Rust uses LLVM for code optimization, so there's some C/C++ involved. However, Rust uses LLVM only because it's a very useful back-end, not because it needs C. The Rust-specific parts are not written in C, and never were.
There are also other ways to run Rust like miri and cranelift back-end, so theoretically you can run Rust using 100% Rust compiler with a Rust back-end.
However, if you'd like to read sources of a Rust compiler written in C, there is an alternative Rust implementation written in C++:
The language that a compiler is written in had no impact on whether the code it compiles can communicate directly with the kernel, the hardware, or anything else. Compiled native code is just a series of instructions and data that the hardware executes. The compiler just transforms your code into that form. You could write a compiler in bash if you put your mind to it.
This is true for rustc specifically, but note that in general this does not hold: if I write a compiler for a new language in Java, there's no efficient way to communicate with the kernel, because JNI is not particularly efficient. So while it would technically still be possible, you would have a serious incentive to not do that, neither in the compiler nor in the language itself.

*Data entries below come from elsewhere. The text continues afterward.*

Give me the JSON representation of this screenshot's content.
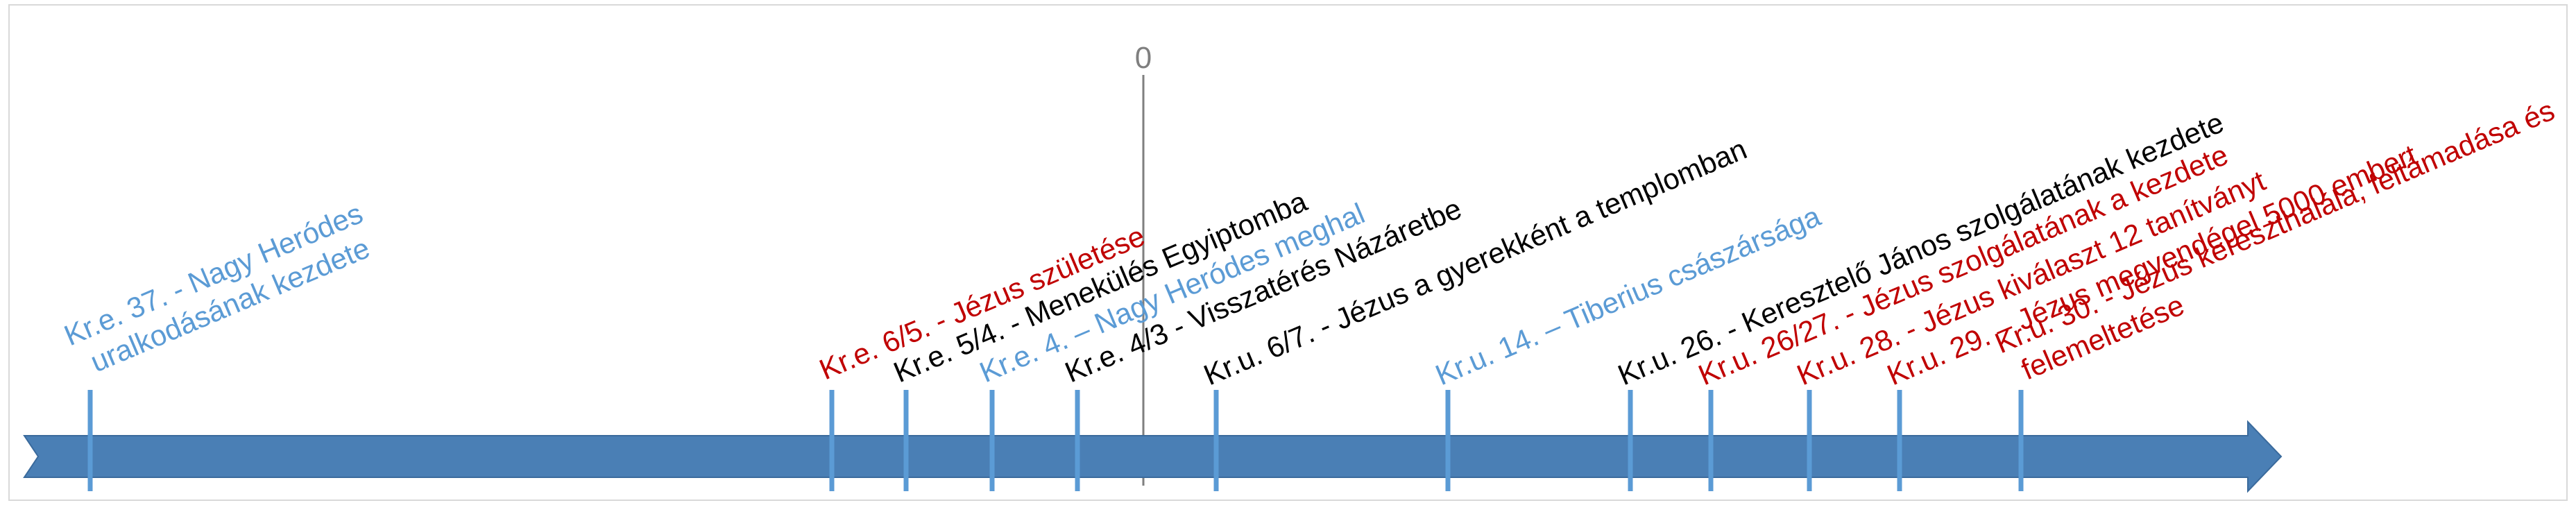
{
  "diagram": {
    "zero_label": "0",
    "colors": {
      "arrow": "#4a7fb5",
      "arrow_edge": "#3a6a9c",
      "tick": "#5b9bd5",
      "zero_line": "#7f7f7f",
      "black": "#000000",
      "red": "#c00000",
      "blue": "#5b9bd5"
    },
    "events": [
      {
        "id": "nagy-herodes-uralkodas",
        "lines": [
          "Kr.e. 37. - Nagy Heródes",
          "uralkodásának kezdete"
        ],
        "color": "blue"
      },
      {
        "id": "jezus-szuletese",
        "lines": [
          "Kr.e. 6/5. - Jézus születése"
        ],
        "color": "red"
      },
      {
        "id": "menekules-egyiptomba",
        "lines": [
          "Kr.e. 5/4. - Menekülés Egyiptomba"
        ],
        "color": "black"
      },
      {
        "id": "nagy-herodes-meghal",
        "lines": [
          "Kr.e. 4. – Nagy Heródes meghal"
        ],
        "color": "blue"
      },
      {
        "id": "visszateres-nazaretbe",
        "lines": [
          "Kr.e. 4/3 - Visszatérés Názáretbe"
        ],
        "color": "black"
      },
      {
        "id": "jezus-templomban",
        "lines": [
          "Kr.u. 6/7. - Jézus a gyerekként a templomban"
        ],
        "color": "black"
      },
      {
        "id": "tiberius-csaszarsaga",
        "lines": [
          "Kr.u. 14. – Tiberius császársága"
        ],
        "color": "blue"
      },
      {
        "id": "keresztelo-janos",
        "lines": [
          "Kr.u. 26. - Keresztelő János szolgálatának kezdete"
        ],
        "color": "black"
      },
      {
        "id": "jezus-szolgalata",
        "lines": [
          "Kr.u. 26/27. - Jézus szolgálatának a kezdete"
        ],
        "color": "red"
      },
      {
        "id": "tizenket-tanitvany",
        "lines": [
          "Kr.u. 28. - Jézus kiválaszt 12 tanítványt"
        ],
        "color": "red"
      },
      {
        "id": "otezer-ember",
        "lines": [
          "Kr.u. 29. – Jézus megvendégel 5000 embert"
        ],
        "color": "red"
      },
      {
        "id": "kereszthalal-feltamadas",
        "lines": [
          "Kr.u. 30. - Jézus kereszthalála, feltámadása és",
          "felemeltetése"
        ],
        "color": "red"
      }
    ]
  }
}
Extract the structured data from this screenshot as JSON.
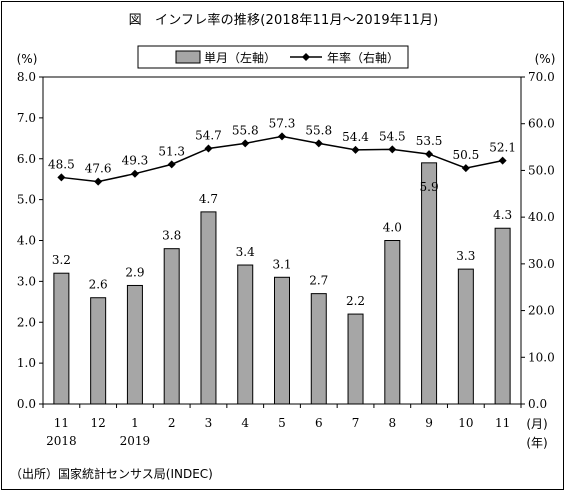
{
  "title": "図　インフレ率の推移(2018年11月～2019年11月)",
  "source": "（出所）国家統計センサス局(INDEC)",
  "left_axis_unit": "(%)",
  "right_axis_unit": "(%)",
  "x_unit_month": "(月)",
  "x_unit_year": "(年)",
  "colors": {
    "bar_fill": "#a6a6a6",
    "line": "#000000",
    "axis": "#000000"
  },
  "chart_data": {
    "type": "bar+line",
    "categories": [
      "11",
      "12",
      "1",
      "2",
      "3",
      "4",
      "5",
      "6",
      "7",
      "8",
      "9",
      "10",
      "11"
    ],
    "year_labels": [
      "2018",
      "",
      "2019",
      "",
      "",
      "",
      "",
      "",
      "",
      "",
      "",
      "",
      ""
    ],
    "legend": {
      "position": "top-center"
    },
    "left_axis": {
      "min": 0,
      "max": 8,
      "ticks": [
        "0.0",
        "1.0",
        "2.0",
        "3.0",
        "4.0",
        "5.0",
        "6.0",
        "7.0",
        "8.0"
      ]
    },
    "right_axis": {
      "min": 0,
      "max": 70,
      "ticks": [
        "0.0",
        "10.0",
        "20.0",
        "30.0",
        "40.0",
        "50.0",
        "60.0",
        "70.0"
      ]
    },
    "series": [
      {
        "name": "単月（左軸）",
        "type": "bar",
        "axis": "left",
        "values": [
          3.2,
          2.6,
          2.9,
          3.8,
          4.7,
          3.4,
          3.1,
          2.7,
          2.2,
          4.0,
          5.9,
          3.3,
          4.3
        ],
        "labels": [
          "3.2",
          "2.6",
          "2.9",
          "3.8",
          "4.7",
          "3.4",
          "3.1",
          "2.7",
          "2.2",
          "4.0",
          "5.9",
          "3.3",
          "4.3"
        ]
      },
      {
        "name": "年率（右軸）",
        "type": "line",
        "axis": "right",
        "marker": "diamond",
        "values": [
          48.5,
          47.6,
          49.3,
          51.3,
          54.7,
          55.8,
          57.3,
          55.8,
          54.4,
          54.5,
          53.5,
          50.5,
          52.1
        ],
        "labels": [
          "48.5",
          "47.6",
          "49.3",
          "51.3",
          "54.7",
          "55.8",
          "57.3",
          "55.8",
          "54.4",
          "54.5",
          "53.5",
          "50.5",
          "52.1"
        ]
      }
    ]
  }
}
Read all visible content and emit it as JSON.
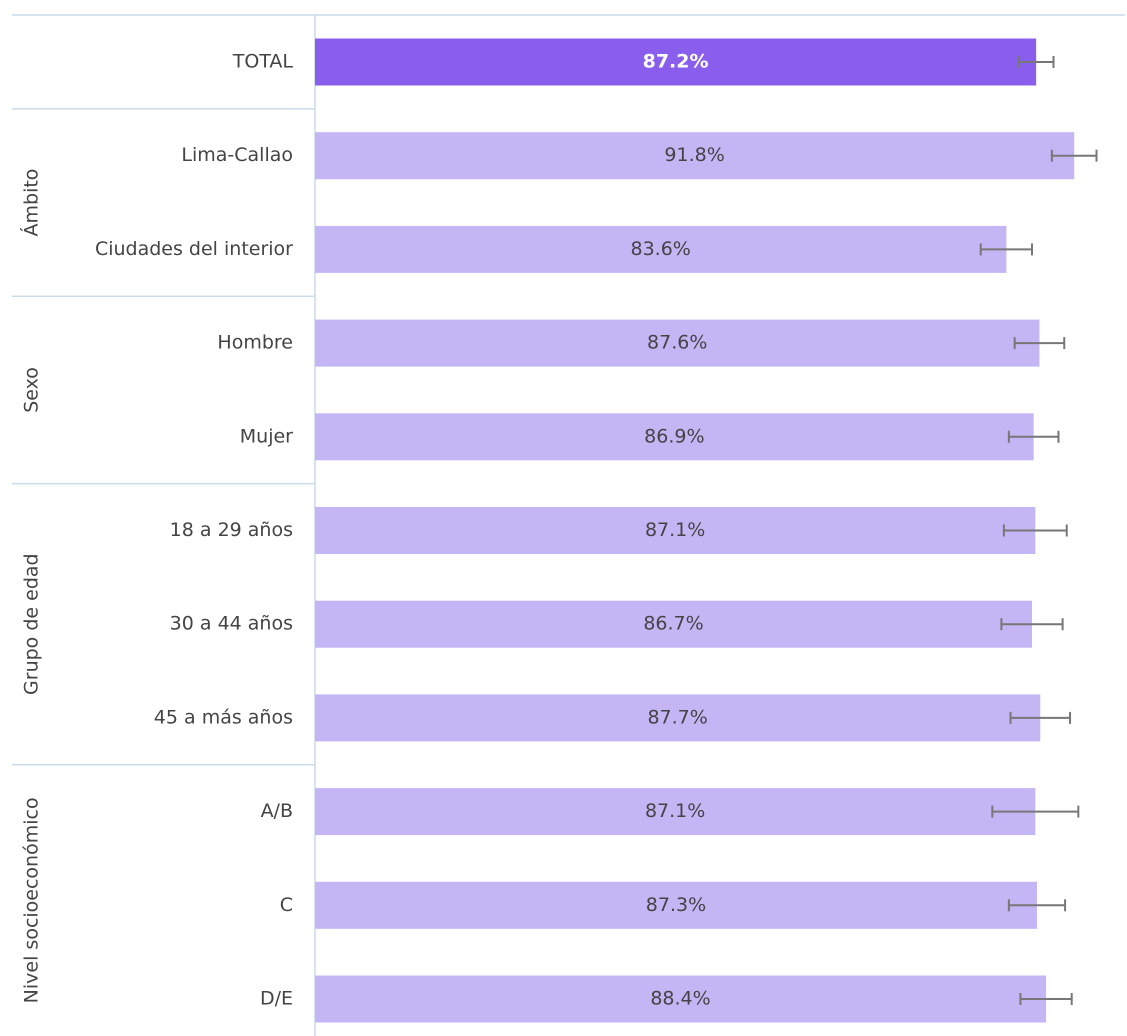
{
  "chart_data": {
    "type": "bar",
    "orientation": "horizontal",
    "categories": [
      "TOTAL",
      "Lima-Callao",
      "Ciudades del interior",
      "Hombre",
      "Mujer",
      "18 a 29 años",
      "30 a 44 años",
      "45 a más años",
      "A/B",
      "C",
      "D/E"
    ],
    "category_groups": [
      null,
      "Ámbito",
      "Ámbito",
      "Sexo",
      "Sexo",
      "Grupo de edad",
      "Grupo de edad",
      "Grupo de edad",
      "Nivel socioeconómico",
      "Nivel socioeconómico",
      "Nivel socioeconómico"
    ],
    "values": [
      87.2,
      91.8,
      83.6,
      87.6,
      86.9,
      87.1,
      86.7,
      87.7,
      87.1,
      87.3,
      88.4
    ],
    "value_labels": [
      "87.2%",
      "91.8%",
      "83.6%",
      "87.6%",
      "86.9%",
      "87.1%",
      "86.7%",
      "87.7%",
      "87.1%",
      "87.3%",
      "88.4%"
    ],
    "errors": [
      2.1,
      2.7,
      3.1,
      3.0,
      3.0,
      3.8,
      3.7,
      3.6,
      5.2,
      3.4,
      3.1
    ],
    "colors": [
      "#8a5eed",
      "#c4b5f5",
      "#c4b5f5",
      "#c4b5f5",
      "#c4b5f5",
      "#c4b5f5",
      "#c4b5f5",
      "#c4b5f5",
      "#c4b5f5",
      "#c4b5f5",
      "#c4b5f5"
    ],
    "error_color": "#777777",
    "xlim": [
      0,
      100
    ]
  }
}
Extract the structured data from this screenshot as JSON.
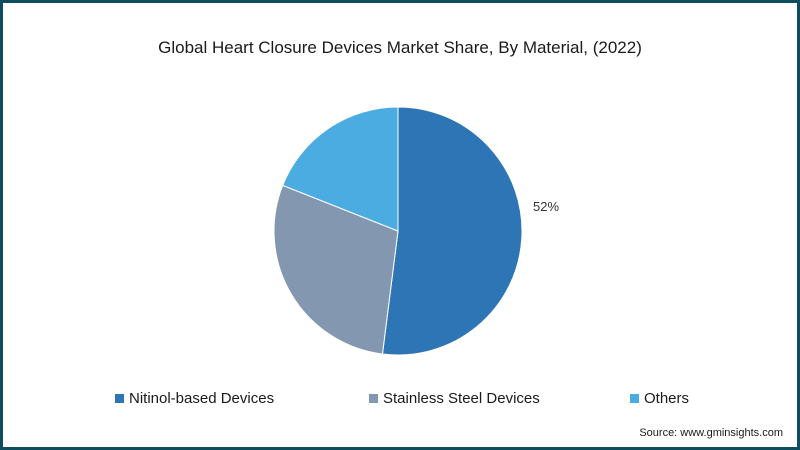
{
  "title": "Global Heart Closure Devices Market Share, By Material, (2022)",
  "source": "Source: www.gminsights.com",
  "chart_data": {
    "type": "pie",
    "title": "Global Heart Closure Devices Market Share, By Material, (2022)",
    "slices": [
      {
        "name": "Nitinol-based Devices",
        "value": 52,
        "label": "52%",
        "color": "#2e75b6"
      },
      {
        "name": "Stainless Steel Devices",
        "value": 29,
        "label": "",
        "color": "#8497b0"
      },
      {
        "name": "Others",
        "value": 19,
        "label": "",
        "color": "#4aace0"
      }
    ],
    "start": "12 o'clock",
    "direction": "clockwise",
    "legend_position": "bottom"
  }
}
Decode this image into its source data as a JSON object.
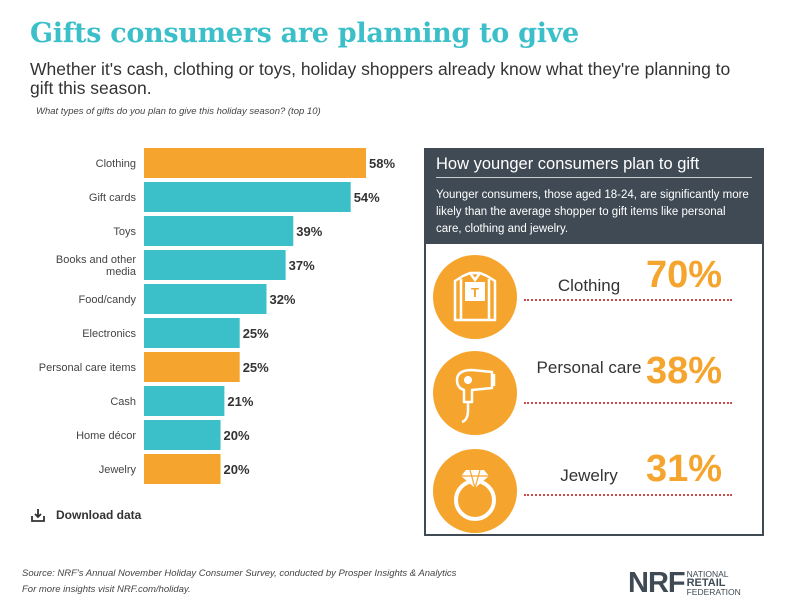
{
  "title": "Gifts consumers are planning to give",
  "subtitle": "Whether it's cash, clothing or toys, holiday shoppers already know what they're planning to gift this season.",
  "question": "What types of gifts do you plan to give this holiday season? (top 10)",
  "chart_data": {
    "type": "bar",
    "orientation": "horizontal",
    "categories": [
      "Clothing",
      "Gift cards",
      "Toys",
      "Books and other media",
      "Food/candy",
      "Electronics",
      "Personal care items",
      "Cash",
      "Home décor",
      "Jewelry"
    ],
    "values": [
      58,
      54,
      39,
      37,
      32,
      25,
      25,
      21,
      20,
      20
    ],
    "value_labels": [
      "58%",
      "54%",
      "39%",
      "37%",
      "32%",
      "25%",
      "25%",
      "21%",
      "20%",
      "20%"
    ],
    "highlighted": [
      true,
      false,
      false,
      false,
      false,
      false,
      true,
      false,
      false,
      true
    ],
    "colors": {
      "highlight": "#f5a52d",
      "default": "#3bbfc9"
    },
    "xlim": [
      0,
      60
    ]
  },
  "download": {
    "label": "Download data",
    "icon": "download-icon"
  },
  "panel": {
    "title": "How younger consumers plan to gift",
    "description": "Younger consumers, those aged 18-24, are significantly more likely than the average shopper to gift items like personal care, clothing and jewelry.",
    "items": [
      {
        "label": "Clothing",
        "value": "70%",
        "icon": "shirt-icon",
        "icon_text": "T"
      },
      {
        "label": "Personal care",
        "value": "38%",
        "icon": "hair-dryer-icon"
      },
      {
        "label": "Jewelry",
        "value": "31%",
        "icon": "ring-icon"
      }
    ]
  },
  "source": "Source: NRF's Annual November Holiday Consumer Survey, conducted by Prosper Insights & Analytics",
  "more": "For more insights visit NRF.com/holiday.",
  "logo": {
    "mark": "NRF",
    "line1": "NATIONAL",
    "line2": "RETAIL",
    "line3": "FEDERATION"
  }
}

The language that a compiler is written in is not, in general, the same as the language output by the compiler. The efficiency of JNI only matters if the compiler is producing JVM bytecode, but it’s entirely possible to write a compiler in Java that translates Rust (or Python, or anything else) into x86-64 assembly.
FWIW rust code doesn't generally communicate with the kernel directly. Just like C code, it goes through the C library (which can be glibc, or something else like musl). Its mechanism for calling C functions is just as direct and efficient as that of C itself (no JNI or other abstraction) so this is not a problem for performance.